The Reserve Bank of India’s (RBI’s) six-member monetary policy committee (MPC) will likely vote to keep the benchmark repo rate unchanged at 6.50% in their upcoming meeting between August 8 and August 10, 12 economists polled by FE said. The RBI MPC had first voted for a pause in April 2023 after hiking the repo rate cumulatively by 250 basis points (bps) since May 2022.
According to Aditi Nayar, chief economist at Icra Ratings, the surge in vegetable prices is likely to push the consumer price inflation (CPI) above 6% in July and the average CPI inflation projected for this quarter would exceed the latest estimate for Q2 that the MPC had released in June 2023. India’s CPI inflation jumped for the first time in five months to 4.81% in June.
“We expect the MPC’s commentary to be fairly hawkish, amid a continued pause on the repo rate stance in the upcoming policy review,” Nayar said.
The RBI, in its June forecast, had cut the CPI projection for Q1FY24 sharply to 4.6% from 5.1%, and Q2 estimate has been lowered from 5.4% to 5.2%, while the estimate for Q3 and Q4 has remain unchanged at 5.4% and 5.2%, respectively.
Radhika Rao, senior economist at DBS Bank, shared similar views. She said that while the MPC will vote for a pause, the accompanying commentary is expected to acknowledge the supply-driven sharp increase in food inflation in Q3, led by a few pockets, including perishables like vegetables, foodgrain and pulses.
“Terming these supply-shocks as transient and weather-related, the MPC will highlight the need to reassess the official inflation forecast for July-September 2023, but balance by adding that administrative measures and seasonality factors will moderate food towards the end of 2023,” she said.
While economists expect a rejig in CPI forecast by the MPC, its external members Ashima Goyal and Jayant Varma told FE last month that the June CPI reading will not have major impact on the expected retail inflation trajectory for the current fiscal. “Food prices are erratic during the monsoon, but also transient so they are not expected to cause major changes in expected retail inflation,” Goyal said.
The current stance
A majority of economists said they do not expect any change in RBI’s “withdrawal of accommodation” stance. The two major reasons for retaining the current stance, as per IDFC First Bank chief economist Gaura Sengupta is that there are upside risks to CPI inflation due to surge in food prices in July and that the FY24 CPI inflation is expected to average at 5.4% with Q2 number averaging at 6%.
Secondly, core liquidity surplus remains substantial due to a sharp rise in balance of payment surplus in Q1FY24 and there is a transient impact of `2,000 bank note withdrawal. As a result, the RBI has been conducting reverse rate reverse auction to withdraw liquidity and keep overnight rates near repo rate, she said.

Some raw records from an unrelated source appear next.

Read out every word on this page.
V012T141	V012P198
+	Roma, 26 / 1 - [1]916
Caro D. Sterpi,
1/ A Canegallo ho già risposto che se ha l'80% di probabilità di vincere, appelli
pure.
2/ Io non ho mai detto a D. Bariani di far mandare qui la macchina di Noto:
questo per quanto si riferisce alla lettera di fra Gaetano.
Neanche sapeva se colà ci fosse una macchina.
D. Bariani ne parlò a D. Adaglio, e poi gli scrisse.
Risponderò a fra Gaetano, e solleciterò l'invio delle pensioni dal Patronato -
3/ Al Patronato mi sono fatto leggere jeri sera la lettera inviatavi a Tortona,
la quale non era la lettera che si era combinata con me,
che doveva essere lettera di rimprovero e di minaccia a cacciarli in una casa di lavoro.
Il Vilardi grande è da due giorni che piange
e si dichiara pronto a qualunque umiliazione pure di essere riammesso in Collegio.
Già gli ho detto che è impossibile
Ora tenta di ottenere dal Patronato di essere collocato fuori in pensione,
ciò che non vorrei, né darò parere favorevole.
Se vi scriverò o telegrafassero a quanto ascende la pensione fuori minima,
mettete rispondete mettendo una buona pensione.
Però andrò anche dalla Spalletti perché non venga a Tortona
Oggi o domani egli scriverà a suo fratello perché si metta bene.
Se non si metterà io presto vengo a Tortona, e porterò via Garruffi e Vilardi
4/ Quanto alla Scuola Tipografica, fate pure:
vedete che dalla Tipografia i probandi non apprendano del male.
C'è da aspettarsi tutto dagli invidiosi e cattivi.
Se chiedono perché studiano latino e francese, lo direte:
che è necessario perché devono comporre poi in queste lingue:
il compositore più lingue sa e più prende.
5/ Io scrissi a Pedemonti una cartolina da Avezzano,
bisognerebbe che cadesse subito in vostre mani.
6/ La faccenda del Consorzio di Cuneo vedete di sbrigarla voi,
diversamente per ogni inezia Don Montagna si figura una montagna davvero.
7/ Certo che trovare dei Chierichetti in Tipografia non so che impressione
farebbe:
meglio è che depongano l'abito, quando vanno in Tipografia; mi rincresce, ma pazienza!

“With the looming risk of food inflation, MPC is not going to change its stance in this policy. Rather they will wait for food prices to soften,” says Soumyajit Niyogi, director at India Ratings & Research.
Pivot likely in June 2024
The economists concurred that the central bank is unlikely to cut repo rate in the current calendar year and pivot to rate cuts only in the first quarter of the next financial year.
“We don’t expect a rate cut this fiscal given that inflation is still a concern and growth is holding up well. We could see a 50-bps rate cut in the first quarter of next fiscal,” says Rajani Sinha, chief economist at CareEdge Ratings.
Anubhuti Sahay, head of South Asia economic research at Standard Chartered Bank, said she expects first rate cut in June 2024 of 25 bps. Sahay expects the rate cutting cycle to be shallow, with a total of 50 bps cut next fiscal, amid higher global rates, risks around sticky inflation and still resilient growth.
Sujan Hajra, chief economist and ED at brokerage house Anand Rathi, said he does not expect the MPC to pivot to a rate cut in the next 12 months. He said that though the current policy rates in the EU and the US are nearly 400 bps higher than their long-term averages, it is important to note that these countries maintained an extremely accommodative monetary policy from the 2008 global financial crisis until 2021.
“As a result, returning to previous average policy rates does not appear to be a viable option. Furthermore, the IMF estimates that inflation rates in both the EU and the US will only converge with the respective central banks’ comfort zones by 2025. As a result, aggressive rate cuts in these regions before the second half of 2024 appear unlikely,’ Hajra said.